SAN FRANCISCO (Reuters) – Facebook Inc Chief Executive Mark Zuckerberg on Wednesday said the company would encrypt conversations on more of its messaging services and make them compatible, the latest sign that the world’s biggest social network sees its future in intimate online chats.
FILE PHOTO: Facebook CEO Mark Zuckerberg speaks at Facebook Inc’s annual F8 developers conference in San Jose, California, U.S. May 1, 2018. REUTERS/Stephen Lam
Zuckerberg said in a post on his Facebook profile that “working towards implementing end-to-end encryption for all private communications is the right thing to do.” He cautioned that details of the plan could change, however, as the company consults experts throughout 2019.
The strategy could frustrate law enforcement surveillance efforts as well as lawmakers who have called on Facebook to better moderate user content. It also would limit the company’s ability to generate revenue through targeted ads.
But Zuckerberg said he could live with those tradeoffs because users want better control of their data while still having easy access to their contacts.
As part of Zuckerberg’s strategy, a Facebook user would be able to communicate with WhatsApp users while only having a Messenger account and vice versa.
“As I think about the future of the internet, I believe a privacy-focused communications platform will become even more important than today’s open platforms,” Zuckerberg wrote.
Facebook shares were last up 0.7 percent.
Lawmakers, users and investors have expressed concerns over the last two years that Facebook is not doing enough to safeguard user data after a series of breaches and privacy bugs.
Facebook is one of the biggest global players in private messaging with its WhatsApp, Messenger and Instagram, each used by more than 1 billion people.

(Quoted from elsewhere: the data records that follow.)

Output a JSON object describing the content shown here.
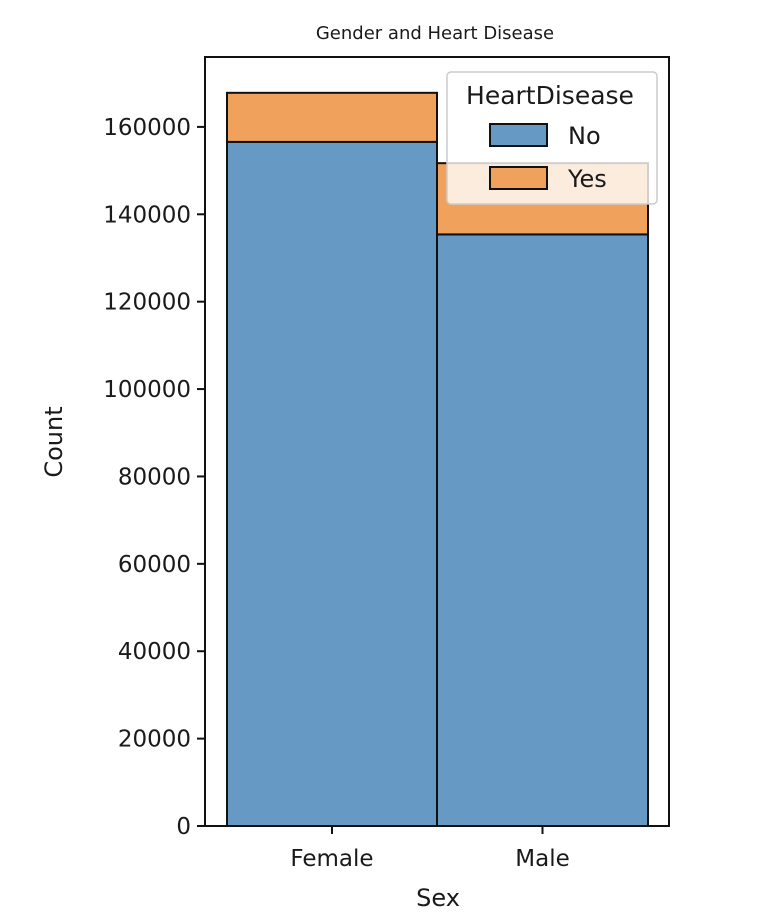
{
  "chart_data": {
    "type": "bar",
    "stacked": true,
    "title": "Gender and Heart Disease",
    "xlabel": "Sex",
    "ylabel": "Count",
    "categories": [
      "Female",
      "Male"
    ],
    "series": [
      {
        "name": "No",
        "values": [
          156570,
          135400
        ],
        "color": "#6699c3"
      },
      {
        "name": "Yes",
        "values": [
          11230,
          16300
        ],
        "color": "#f0a25c"
      }
    ],
    "ylim": [
      0,
      176000
    ],
    "yticks": [
      0,
      20000,
      40000,
      60000,
      80000,
      100000,
      120000,
      140000,
      160000
    ],
    "grid": false,
    "legend": {
      "title": "HeartDisease",
      "placement": "top-right"
    }
  }
}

Only WhatsApp fully secures conversations from all outsiders, including Facebook itself.
Police have raised concerns about introducing similar security to the other services because they would no longer be able to access online chat records to track religious extremists or other perpetrators.

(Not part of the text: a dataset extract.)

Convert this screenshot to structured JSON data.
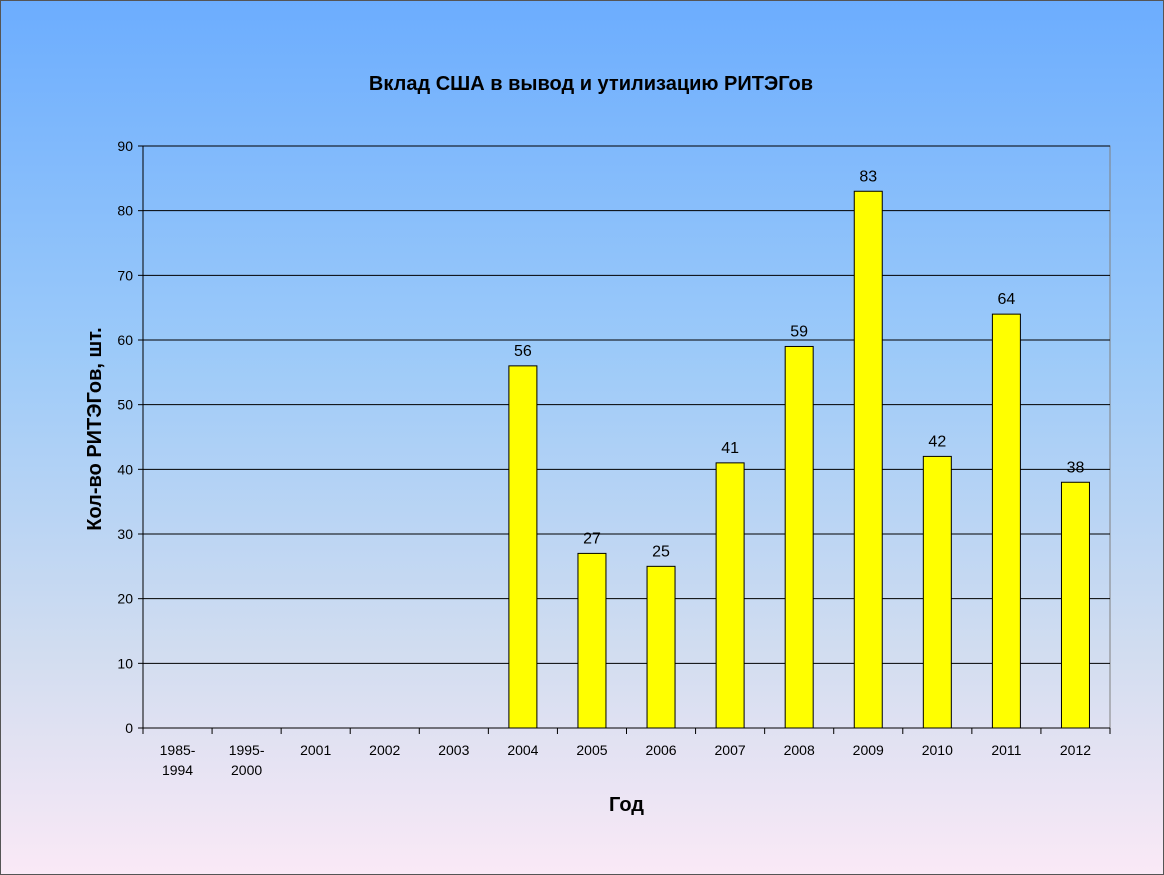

Regulators meanwhile have called for Facebook to increase moderation of user content, but more encryption would make it difficult to view and track problematic posts.
Encrypted conversations also limit Facebook’s ability to send targeted advertisements. Facebook may need to look for new ways to insert itself between businesses and consumers in order to generate revenue.
“Significant thought needs to go into all of the services we build on top of that foundation – from how people do payments and financial transactions, to the role of businesses and advertising, to how we can offer a platform for other private services,” Zuckerberg wrote.